In an article on Newsweek’s blog, http://blog.newsweek.com/blogs/thehumancondition/archive/2009/10/13/seeing-red-in-pink-products-one-woman-s-fight-against-breast-cancer-consumerism.aspx , Joan Raymond brings up a great point about the commercialism of Breast Cancer. Are we focusing too much on buying products that donate Breast Cancer?

I am not saying we shouldn’t buy products that want to help Breast Cancer. I do like the point Raymond brings up about the commercialism of it. In the month of October everything goes pink. Even football players are now sporting pink shoes and pink wrist bands.

I wonder, as does Raymond, are companies trying to cash in on our “easy way out” thinking of supporting causes. In the month of October, lots of companies promise to donate a set amount of money they make on their “pink product” to Breast Cancer foundations. Some of the products might be things that you would have purchased anyhow (like yogurt or eyeliner) but other things you may not have been ready to buy, but now because of the penny donation to Breast Cancer, you are buying the product.

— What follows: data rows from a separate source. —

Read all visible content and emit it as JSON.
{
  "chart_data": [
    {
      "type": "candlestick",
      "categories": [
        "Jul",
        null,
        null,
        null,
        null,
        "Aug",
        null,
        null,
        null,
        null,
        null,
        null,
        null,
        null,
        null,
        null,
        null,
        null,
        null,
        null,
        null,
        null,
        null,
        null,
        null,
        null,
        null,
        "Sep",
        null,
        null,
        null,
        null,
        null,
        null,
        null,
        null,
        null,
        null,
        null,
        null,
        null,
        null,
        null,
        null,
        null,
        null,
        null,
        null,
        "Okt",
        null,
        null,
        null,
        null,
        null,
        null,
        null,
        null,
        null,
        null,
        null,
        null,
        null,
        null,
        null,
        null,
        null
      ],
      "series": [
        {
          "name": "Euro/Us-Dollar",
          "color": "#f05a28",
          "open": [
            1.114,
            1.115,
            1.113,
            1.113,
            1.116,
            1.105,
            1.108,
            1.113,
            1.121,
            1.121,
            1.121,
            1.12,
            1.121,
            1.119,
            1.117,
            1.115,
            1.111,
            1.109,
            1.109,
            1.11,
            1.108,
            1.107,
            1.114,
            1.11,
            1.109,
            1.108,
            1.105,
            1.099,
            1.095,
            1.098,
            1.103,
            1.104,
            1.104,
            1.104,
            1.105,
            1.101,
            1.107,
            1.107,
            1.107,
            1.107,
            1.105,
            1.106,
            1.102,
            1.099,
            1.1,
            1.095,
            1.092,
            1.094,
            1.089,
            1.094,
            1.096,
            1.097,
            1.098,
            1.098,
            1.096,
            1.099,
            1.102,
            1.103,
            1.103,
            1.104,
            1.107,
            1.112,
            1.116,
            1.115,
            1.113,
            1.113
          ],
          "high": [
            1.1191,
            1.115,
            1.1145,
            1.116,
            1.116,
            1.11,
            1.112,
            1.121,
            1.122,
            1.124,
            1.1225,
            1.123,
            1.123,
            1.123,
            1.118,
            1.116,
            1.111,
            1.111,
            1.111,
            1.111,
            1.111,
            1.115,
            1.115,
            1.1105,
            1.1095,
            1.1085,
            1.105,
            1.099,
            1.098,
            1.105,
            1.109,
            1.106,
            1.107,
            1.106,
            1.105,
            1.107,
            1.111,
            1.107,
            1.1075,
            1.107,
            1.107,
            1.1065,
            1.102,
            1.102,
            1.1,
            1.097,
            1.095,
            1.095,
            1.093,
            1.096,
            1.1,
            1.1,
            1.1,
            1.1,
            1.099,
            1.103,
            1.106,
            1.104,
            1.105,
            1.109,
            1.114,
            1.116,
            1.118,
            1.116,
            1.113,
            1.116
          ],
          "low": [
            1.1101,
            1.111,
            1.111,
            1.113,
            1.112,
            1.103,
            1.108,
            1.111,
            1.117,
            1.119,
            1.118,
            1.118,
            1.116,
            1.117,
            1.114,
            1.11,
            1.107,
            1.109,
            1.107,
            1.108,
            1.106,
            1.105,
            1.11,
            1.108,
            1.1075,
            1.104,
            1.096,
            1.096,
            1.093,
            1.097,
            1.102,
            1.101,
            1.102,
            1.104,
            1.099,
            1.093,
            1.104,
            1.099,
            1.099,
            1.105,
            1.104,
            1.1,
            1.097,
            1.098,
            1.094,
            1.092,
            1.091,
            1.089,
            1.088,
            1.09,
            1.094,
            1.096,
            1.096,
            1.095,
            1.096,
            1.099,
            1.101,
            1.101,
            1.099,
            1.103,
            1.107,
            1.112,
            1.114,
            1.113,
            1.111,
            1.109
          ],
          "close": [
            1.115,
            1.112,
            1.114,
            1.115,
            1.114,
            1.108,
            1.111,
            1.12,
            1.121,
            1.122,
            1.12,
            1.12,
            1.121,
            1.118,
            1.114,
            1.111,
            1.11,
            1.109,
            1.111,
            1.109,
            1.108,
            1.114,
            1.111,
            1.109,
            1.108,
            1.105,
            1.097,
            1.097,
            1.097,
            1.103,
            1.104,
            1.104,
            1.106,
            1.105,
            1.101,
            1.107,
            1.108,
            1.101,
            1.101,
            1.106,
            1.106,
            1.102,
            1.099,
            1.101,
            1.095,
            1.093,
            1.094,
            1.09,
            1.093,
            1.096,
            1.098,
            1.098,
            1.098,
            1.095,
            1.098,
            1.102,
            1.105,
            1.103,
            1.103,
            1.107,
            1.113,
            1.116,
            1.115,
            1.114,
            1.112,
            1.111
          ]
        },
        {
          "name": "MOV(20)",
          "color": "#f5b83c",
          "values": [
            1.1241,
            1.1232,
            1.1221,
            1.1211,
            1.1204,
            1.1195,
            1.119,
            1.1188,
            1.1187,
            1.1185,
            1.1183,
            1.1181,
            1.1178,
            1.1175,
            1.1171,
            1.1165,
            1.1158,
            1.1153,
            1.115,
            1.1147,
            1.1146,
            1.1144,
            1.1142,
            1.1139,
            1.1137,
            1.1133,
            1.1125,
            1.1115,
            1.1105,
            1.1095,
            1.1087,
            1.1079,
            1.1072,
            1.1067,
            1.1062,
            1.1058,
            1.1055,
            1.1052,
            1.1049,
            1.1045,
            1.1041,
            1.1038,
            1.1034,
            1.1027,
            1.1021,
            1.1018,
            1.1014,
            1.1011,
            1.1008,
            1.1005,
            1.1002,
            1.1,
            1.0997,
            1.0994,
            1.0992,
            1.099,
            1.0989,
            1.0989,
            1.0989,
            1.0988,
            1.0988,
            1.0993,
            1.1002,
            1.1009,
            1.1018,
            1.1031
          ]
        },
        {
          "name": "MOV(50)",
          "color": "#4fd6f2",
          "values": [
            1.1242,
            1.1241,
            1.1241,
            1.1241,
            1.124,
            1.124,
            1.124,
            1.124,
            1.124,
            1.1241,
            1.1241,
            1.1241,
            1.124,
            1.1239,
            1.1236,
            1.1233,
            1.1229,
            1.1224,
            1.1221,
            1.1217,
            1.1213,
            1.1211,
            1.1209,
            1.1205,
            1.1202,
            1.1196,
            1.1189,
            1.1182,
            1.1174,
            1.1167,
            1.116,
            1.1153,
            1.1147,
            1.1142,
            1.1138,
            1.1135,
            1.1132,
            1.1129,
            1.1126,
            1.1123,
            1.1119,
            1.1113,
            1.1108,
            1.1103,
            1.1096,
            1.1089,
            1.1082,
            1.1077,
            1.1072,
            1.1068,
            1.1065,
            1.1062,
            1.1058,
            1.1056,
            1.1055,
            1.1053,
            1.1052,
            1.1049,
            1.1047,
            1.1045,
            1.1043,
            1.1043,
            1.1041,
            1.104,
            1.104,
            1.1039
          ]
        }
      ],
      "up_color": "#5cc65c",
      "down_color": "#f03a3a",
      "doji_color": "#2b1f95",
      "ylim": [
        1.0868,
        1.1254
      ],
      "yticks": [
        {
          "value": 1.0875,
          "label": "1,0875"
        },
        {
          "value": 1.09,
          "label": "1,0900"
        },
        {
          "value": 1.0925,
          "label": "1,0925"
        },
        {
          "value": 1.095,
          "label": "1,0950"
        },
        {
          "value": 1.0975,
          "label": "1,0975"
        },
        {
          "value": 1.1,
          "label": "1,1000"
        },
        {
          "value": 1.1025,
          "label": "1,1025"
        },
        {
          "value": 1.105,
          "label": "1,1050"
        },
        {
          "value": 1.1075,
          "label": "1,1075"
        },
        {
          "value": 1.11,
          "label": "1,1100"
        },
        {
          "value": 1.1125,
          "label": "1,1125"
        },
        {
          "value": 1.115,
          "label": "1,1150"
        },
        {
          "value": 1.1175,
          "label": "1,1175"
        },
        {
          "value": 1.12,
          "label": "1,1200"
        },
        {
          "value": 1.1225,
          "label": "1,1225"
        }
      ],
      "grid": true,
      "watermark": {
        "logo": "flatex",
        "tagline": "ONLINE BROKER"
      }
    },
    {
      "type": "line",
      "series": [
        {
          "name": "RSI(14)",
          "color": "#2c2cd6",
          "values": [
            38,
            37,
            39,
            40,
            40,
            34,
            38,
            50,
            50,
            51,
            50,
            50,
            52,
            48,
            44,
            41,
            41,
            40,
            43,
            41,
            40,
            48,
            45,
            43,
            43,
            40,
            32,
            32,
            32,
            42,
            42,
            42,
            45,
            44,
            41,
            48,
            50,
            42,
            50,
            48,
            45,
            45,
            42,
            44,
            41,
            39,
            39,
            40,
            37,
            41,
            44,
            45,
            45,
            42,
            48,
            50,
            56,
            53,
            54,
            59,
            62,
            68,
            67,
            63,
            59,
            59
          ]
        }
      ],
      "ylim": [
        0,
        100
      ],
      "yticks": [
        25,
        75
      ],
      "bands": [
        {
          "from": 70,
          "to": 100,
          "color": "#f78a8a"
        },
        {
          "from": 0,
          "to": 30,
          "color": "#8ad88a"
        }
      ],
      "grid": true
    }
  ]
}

Am I saying the companies shouldn’t donate anything? Not at all; I think I would be more impressed if a company donated all year round. I would feel more like I was actually doing some good versus being “peer pressured” into buying something in the month of October because I haven’t been giving this whole time. I would also feel better if companies who created and used things in their products that caused cancer would stop using them instead of getting us to help them donate to the cause they are in fact helping to create.

I don’t think we will ever get rid of cancer. In its simplest explanation, cancer is mutated cells. I don’t think we can ever find out what is making these cells go all rogue. But I do feel we can help people who have cancer live better. I think we can find ways to treat it faster. I am sure we can find a way to help people live through cancer.

Those are the things we should be focusing on. We need to stop investing so much time in finding a cure for cancer (because there may never be one) and we need to focus on ways to help people beat the disease.

Before I get a flood of hate mail telling me I should shut my mouth because I don’t know anything about cancer, I would like to inform you I am a cancer survivor. I want others to be just like me. I want other people who get cancer to just have to have a simple surgery or two, drink some radiation, and then take a pill for the rest of his or her life. I didn’t suffer with my cancer battle, so I know it is possible that others won’t have to suffer either. So then the question remains, why was my cancer so easily beaten while others are still losing their lives?